We’re building bumpers to fit the AM14U. Since it has no mounting points on the cross brace, we made our bumpers like so: http://i.imgur.com/PPX7voA.png
The latches between each bumper slide into one another to support the bumpers in the middle, where there’s no support. The exposed wood at the end of each bumpers would be covered with fabric, but wouldn’t have a pool noodle backing: http://i.imgur.com/ixQKyuE.jpg
Does R21 mandate pool noodle everywhere? Is our current bumper setup legal?
That’s not a legal bumper per R21 if it has wood without noodles.
It doesn’t follow the prescribed bumper profile of wood backed pool noodles covered by fabric.
The section between the pool noodles will have to be the robot frame perimeter.
You need to attach the bumpers directly to the frame perimeter, and the latch itself probably shouldn’t protrude.
I agree. Not legal. The only thing that can be outside your frame perimeter is bumpers. Bumpers have the cross section in the figure, so what you have there is not a bumper at that point.
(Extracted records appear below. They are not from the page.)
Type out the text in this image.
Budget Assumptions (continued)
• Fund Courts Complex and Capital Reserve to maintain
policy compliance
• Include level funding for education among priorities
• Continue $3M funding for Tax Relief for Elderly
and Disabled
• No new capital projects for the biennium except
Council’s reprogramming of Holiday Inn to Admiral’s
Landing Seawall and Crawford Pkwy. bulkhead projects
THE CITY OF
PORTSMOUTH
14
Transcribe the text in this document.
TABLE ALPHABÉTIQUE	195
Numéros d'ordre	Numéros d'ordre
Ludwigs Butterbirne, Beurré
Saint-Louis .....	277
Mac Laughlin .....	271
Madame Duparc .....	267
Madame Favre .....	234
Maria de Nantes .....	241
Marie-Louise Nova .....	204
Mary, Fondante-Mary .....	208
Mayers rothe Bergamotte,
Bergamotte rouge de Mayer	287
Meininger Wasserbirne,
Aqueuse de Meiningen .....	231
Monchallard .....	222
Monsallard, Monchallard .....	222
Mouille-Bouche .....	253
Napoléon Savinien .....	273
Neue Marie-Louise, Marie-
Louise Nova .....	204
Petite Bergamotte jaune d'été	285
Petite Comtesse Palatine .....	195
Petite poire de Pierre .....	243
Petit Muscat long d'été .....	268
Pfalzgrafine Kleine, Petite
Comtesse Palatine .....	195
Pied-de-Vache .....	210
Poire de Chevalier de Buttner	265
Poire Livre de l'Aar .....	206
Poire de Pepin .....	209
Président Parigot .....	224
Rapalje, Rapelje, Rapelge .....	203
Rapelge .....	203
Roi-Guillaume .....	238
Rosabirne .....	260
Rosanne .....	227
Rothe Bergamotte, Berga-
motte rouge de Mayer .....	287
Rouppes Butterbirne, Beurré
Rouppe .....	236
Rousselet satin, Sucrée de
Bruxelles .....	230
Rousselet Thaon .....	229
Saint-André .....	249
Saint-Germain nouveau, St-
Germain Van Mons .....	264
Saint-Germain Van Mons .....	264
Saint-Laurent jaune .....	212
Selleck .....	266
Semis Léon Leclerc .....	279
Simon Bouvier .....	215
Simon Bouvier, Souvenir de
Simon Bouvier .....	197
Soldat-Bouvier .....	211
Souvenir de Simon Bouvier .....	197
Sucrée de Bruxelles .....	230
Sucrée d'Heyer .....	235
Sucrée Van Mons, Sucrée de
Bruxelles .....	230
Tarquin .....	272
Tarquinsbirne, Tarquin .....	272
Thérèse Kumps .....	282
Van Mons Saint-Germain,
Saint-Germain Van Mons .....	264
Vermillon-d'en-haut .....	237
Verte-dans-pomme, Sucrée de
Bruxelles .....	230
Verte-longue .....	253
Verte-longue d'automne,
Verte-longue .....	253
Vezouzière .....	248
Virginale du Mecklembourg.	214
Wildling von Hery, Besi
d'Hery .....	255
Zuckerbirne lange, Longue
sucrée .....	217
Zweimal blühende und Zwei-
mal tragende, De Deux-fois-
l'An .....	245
Effectively you have a ‘hard’ part, that is not recessed a bumper’s width from the adjacent bumpers, which means you use that to your advantage.
For me the first challenge here is hard parts > 1" from frame perimeter (R21B) looking at the combined depth of your wood and latches, although I can’t tell from this whether you’re definitely over.
I’m not seeing anything explicit in the rules on excess wood tangent to and supported by the frame perimeter on non-corner ends within the R21B depth, as the rules focus a lot on the corners, but the cross section problem is probably enough to mean you need a new plan.
Now, if you moved 'em inside and then covered the outside with pool noodles and fabric, you’d have a pretty decent shot at passing–assuming those latches are strong enough to keep the bumpers mounted when paired with the rest of the system.